Through Elsie Ever After, Helen provides direct bereavement support for those who do not meet the criteria for counselling elsewhere.
She also offers free services such as expressive dance classes for bereaved children, an online bereaved parent support group and guidance for adults working with children who have lost someone close to them.
Her mission is to link all existing bereavement services and to plug the gap where services are lacking.
Helen was ‘shocked and delighted’ to be chosen as a recipient of the Point of Light award.
She said: “I am so honoured to be recognised for the work I am doing to support bereaved families through Elsie Ever After.
“I accept this award on behalf of all the amazing volunteers and organisations who work tirelessly to provide crucial bereavement support in our area and nationwide.
“I dedicate this award to every single one of our supporters who have followed our journey, raised funds for us, given their skills and time and spread the word, so families can get the support they need at the time they need it most.
“I am truly humbled to be supported by such generous and loyal supporters.
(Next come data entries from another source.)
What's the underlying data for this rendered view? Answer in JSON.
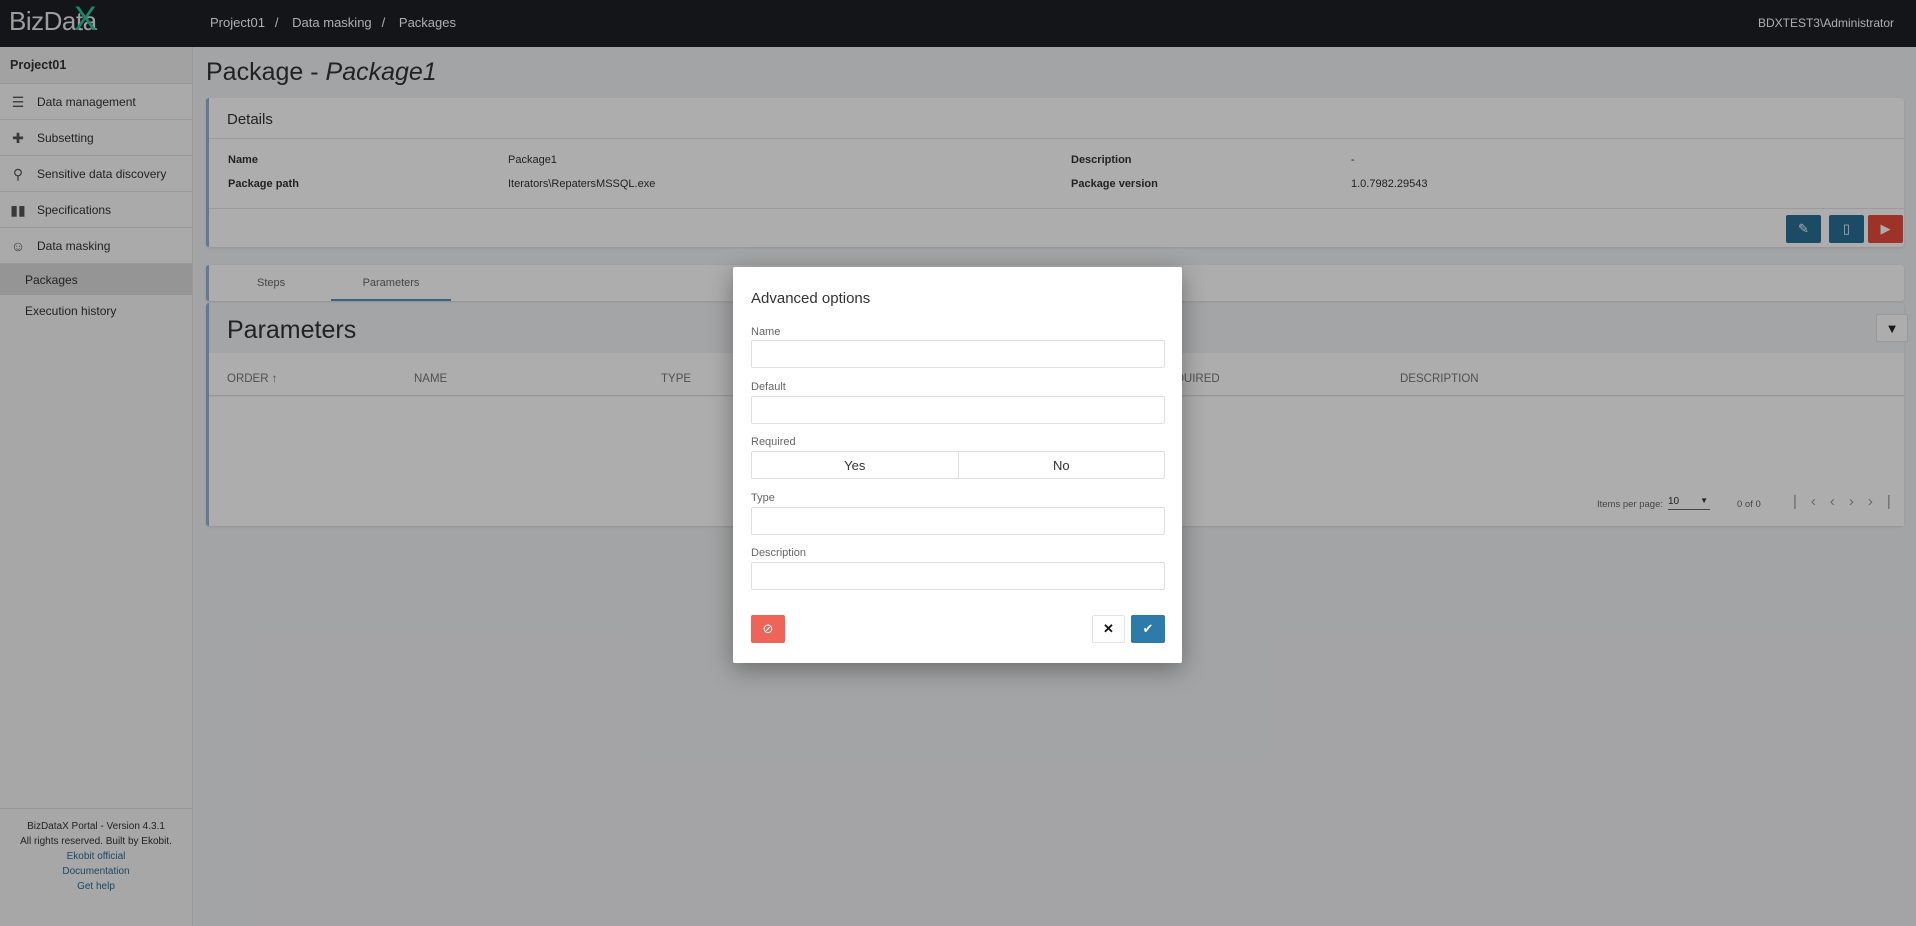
{
  "header": {
    "logo": "BizDataX",
    "breadcrumbs": [
      "Project01",
      "Data masking",
      "Packages"
    ],
    "separator": "/",
    "user": "BDXTEST3\\Administrator"
  },
  "sidebar": {
    "project": "Project01",
    "items": [
      {
        "label": "Data management",
        "icon": "database-icon"
      },
      {
        "label": "Subsetting",
        "icon": "puzzle-icon"
      },
      {
        "label": "Sensitive data discovery",
        "icon": "search-icon"
      },
      {
        "label": "Specifications",
        "icon": "book-icon"
      },
      {
        "label": "Data masking",
        "icon": "masks-icon"
      }
    ],
    "subitems": [
      {
        "label": "Packages",
        "active": true
      },
      {
        "label": "Execution history"
      }
    ],
    "footer": {
      "version": "BizDataX Portal - Version 4.3.1",
      "rights": "All rights reserved. Built by Ekobit.",
      "links": [
        "Ekobit official",
        "Documentation",
        "Get help"
      ]
    }
  },
  "page": {
    "title_prefix": "Package - ",
    "title_name": "Package1"
  },
  "details": {
    "title": "Details",
    "name_label": "Name",
    "name": "Package1",
    "path_label": "Package path",
    "path": "Iterators\\RepatersMSSQL.exe",
    "desc_label": "Description",
    "desc": "-",
    "version_label": "Package version",
    "version": "1.0.7982.29543"
  },
  "tabs": [
    {
      "label": "Steps"
    },
    {
      "label": "Parameters",
      "active": true
    }
  ],
  "parameters": {
    "title": "Parameters",
    "columns": [
      "ORDER",
      "NAME",
      "TYPE",
      "REQUIRED",
      "DESCRIPTION"
    ],
    "sort_icon": "↑",
    "items_per_page_label": "Items per page:",
    "items_per_page": "10",
    "range": "0 of 0"
  },
  "modal": {
    "title": "Advanced options",
    "name_label": "Name",
    "name_value": "",
    "default_label": "Default",
    "default_value": "",
    "required_label": "Required",
    "yes": "Yes",
    "no": "No",
    "type_label": "Type",
    "type_value": "",
    "description_label": "Description",
    "description_value": ""
  },
  "colors": {
    "primary": "#2a6f97",
    "danger": "#e74c3c",
    "modal_danger": "#ef6458",
    "accent": "#2fc49a"
  }
}
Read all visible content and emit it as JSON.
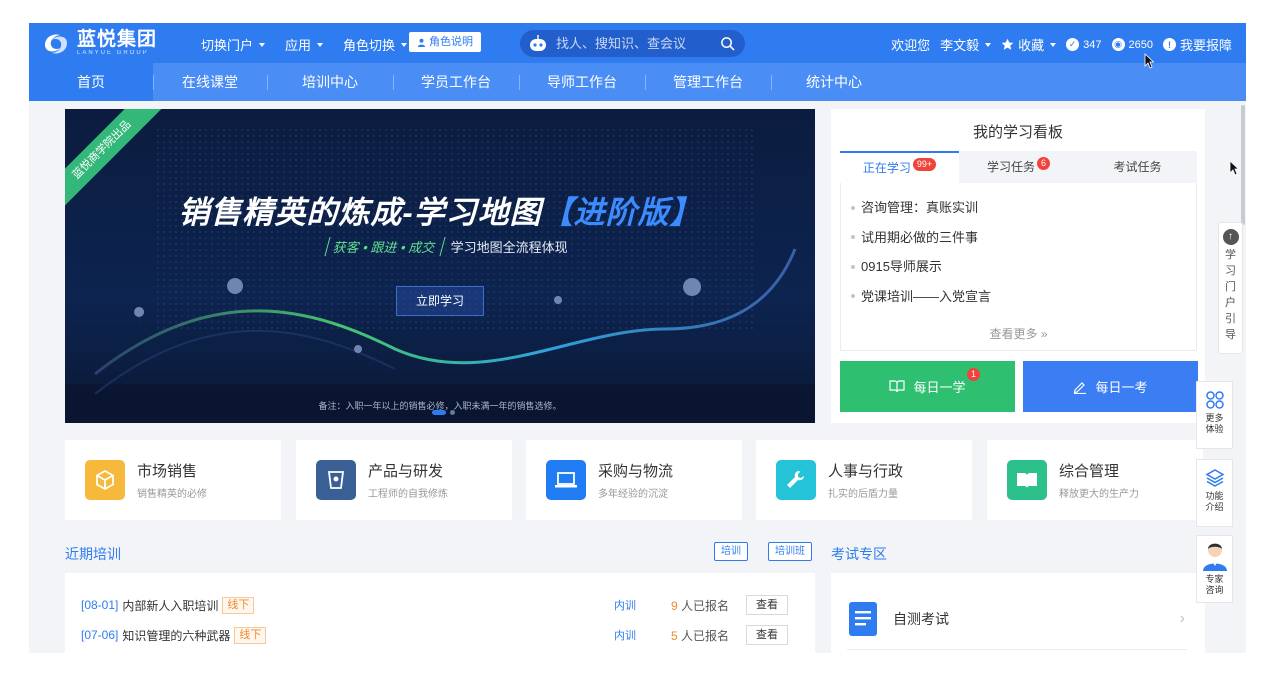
{
  "header": {
    "logo_cn": "蓝悦集团",
    "logo_en": "LANYUE GROUP",
    "menu": [
      {
        "label": "切换门户"
      },
      {
        "label": "应用"
      },
      {
        "label": "角色切换"
      }
    ],
    "role_tag": "角色说明",
    "search_placeholder": "找人、搜知识、查会议",
    "welcome": "欢迎您",
    "user": "李文毅",
    "favorites": "收藏",
    "count_a": "347",
    "count_b": "2650",
    "report": "我要报障"
  },
  "nav": [
    "首页",
    "在线课堂",
    "培训中心",
    "学员工作台",
    "导师工作台",
    "管理工作台",
    "统计中心"
  ],
  "banner": {
    "ribbon": "蓝悦商学院出品",
    "title_main": "销售精英的炼成-学习地图",
    "title_hl": "【进阶版】",
    "tagline": "获客 • 跟进 • 成交",
    "subtitle": "学习地图全流程体现",
    "button": "立即学习",
    "note": "备注：入职一年以上的销售必修，入职未满一年的销售选修。"
  },
  "board": {
    "title": "我的学习看板",
    "tabs": [
      {
        "label": "正在学习",
        "badge": "99+"
      },
      {
        "label": "学习任务",
        "badge": "6"
      },
      {
        "label": "考试任务",
        "badge": ""
      }
    ],
    "items": [
      "咨询管理：真账实训",
      "试用期必做的三件事",
      "0915导师展示",
      "党课培训——入党宣言"
    ],
    "more": "查看更多 »",
    "daily_learn": "每日一学",
    "daily_learn_badge": "1",
    "daily_exam": "每日一考"
  },
  "categories": [
    {
      "name": "市场销售",
      "desc": "销售精英的必修",
      "color": "#f6b93b",
      "icon": "cube-icon"
    },
    {
      "name": "产品与研发",
      "desc": "工程师的自我修炼",
      "color": "#3a5f95",
      "icon": "cup-icon"
    },
    {
      "name": "采购与物流",
      "desc": "多年经验的沉淀",
      "color": "#1f7cf2",
      "icon": "laptop-icon"
    },
    {
      "name": "人事与行政",
      "desc": "扎实的后盾力量",
      "color": "#24c3d8",
      "icon": "wrench-icon"
    },
    {
      "name": "综合管理",
      "desc": "释放更大的生产力",
      "color": "#2cc08a",
      "icon": "book-icon"
    }
  ],
  "trainings": {
    "title": "近期培训",
    "chips": [
      "培训",
      "培训班"
    ],
    "rows": [
      {
        "date": "[08-01]",
        "name": "内部新人入职培训",
        "mode": "线下",
        "type": "内训",
        "count": "9",
        "count_suffix": "人已报名",
        "action": "查看"
      },
      {
        "date": "[07-06]",
        "name": "知识管理的六种武器",
        "mode": "线下",
        "type": "内训",
        "count": "5",
        "count_suffix": "人已报名",
        "action": "查看"
      }
    ]
  },
  "exams": {
    "title": "考试专区",
    "item": "自测考试"
  },
  "side": {
    "guide": "学习门户引导",
    "more": "更多体验",
    "intro": "功能介绍",
    "expert": "专家咨询"
  },
  "colors": {
    "primary": "#2f7cf0",
    "nav": "#4a8df5",
    "green": "#2fbf71",
    "orange": "#f08b2e",
    "badge": "#f0433a"
  }
}
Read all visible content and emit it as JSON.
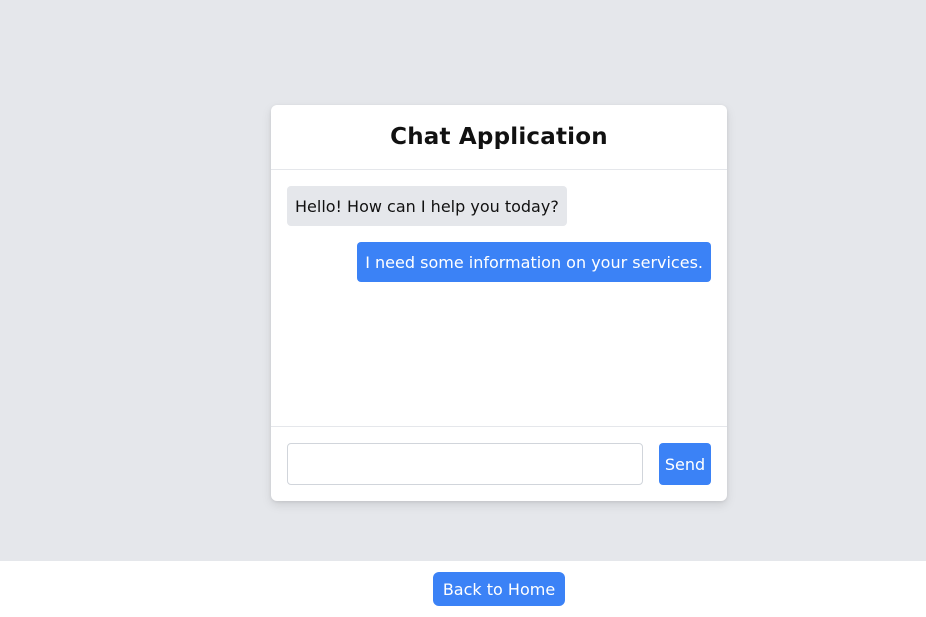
{
  "app": {
    "title": "Chat Application"
  },
  "messages": [
    {
      "sender": "bot",
      "text": "Hello! How can I help you today?"
    },
    {
      "sender": "user",
      "text": "I need some information on your services."
    }
  ],
  "composer": {
    "input_value": "",
    "input_placeholder": "",
    "send_label": "Send"
  },
  "footer": {
    "back_label": "Back to Home"
  },
  "colors": {
    "page_background": "#e5e7eb",
    "accent": "#3b82f6",
    "incoming_bubble": "#e5e7eb",
    "card_background": "#ffffff"
  }
}
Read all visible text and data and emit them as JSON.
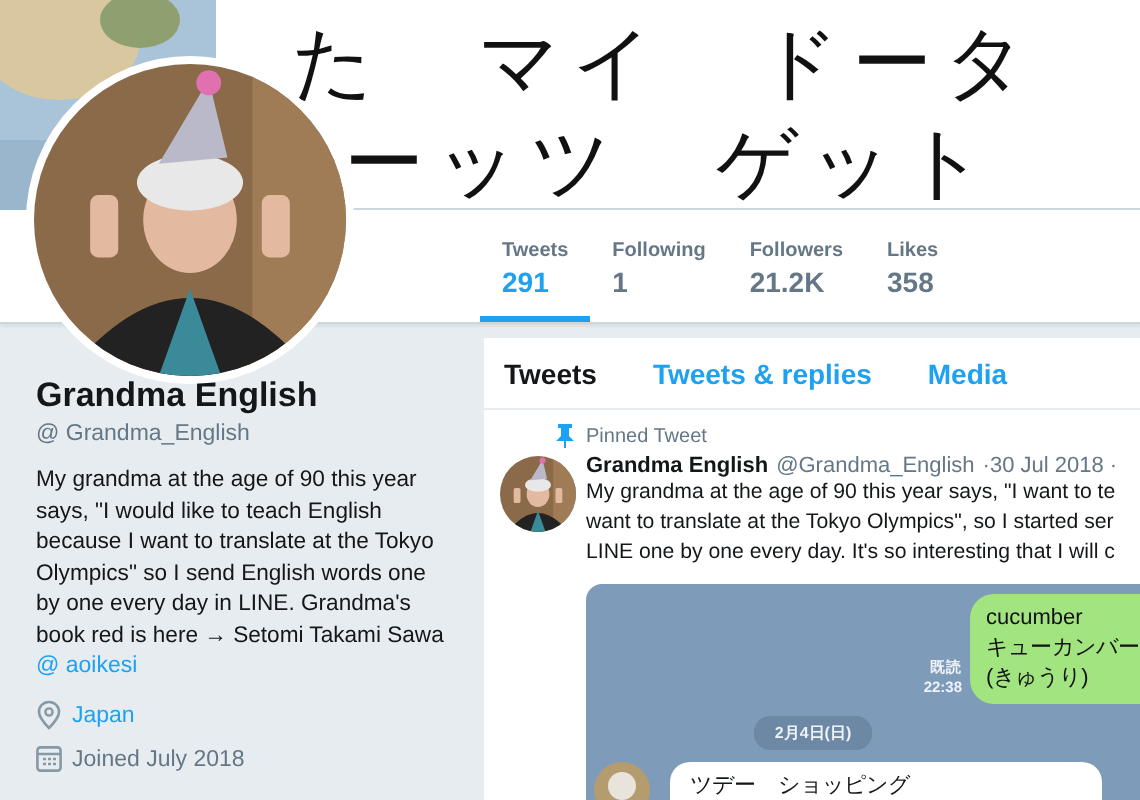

Without them, none of what we do would be possible.
'Small acts of kindness'
“When my daughter died, I realised that no-one could make the situation any better, but small acts of kindness could bring light to our darkest days: this is what we hope we are doing for others through the support we are providing.”
Helen was nominated for the award by Eddisbury MP Antoinette Sandbach, who sadly lost her baby son in 2009 from sudden infant death syndrome when he was only five days old.
Ms Sandbach said: “The work that Helen does and the service that is provided is superb and I wish that I had been able to benefit from it years ago, I know that because of Helen and her determination other parents suffering a loss will be much better supported; I cannot praise her work enough and that is why I nominated her for the award, Helen deserves every recognition.”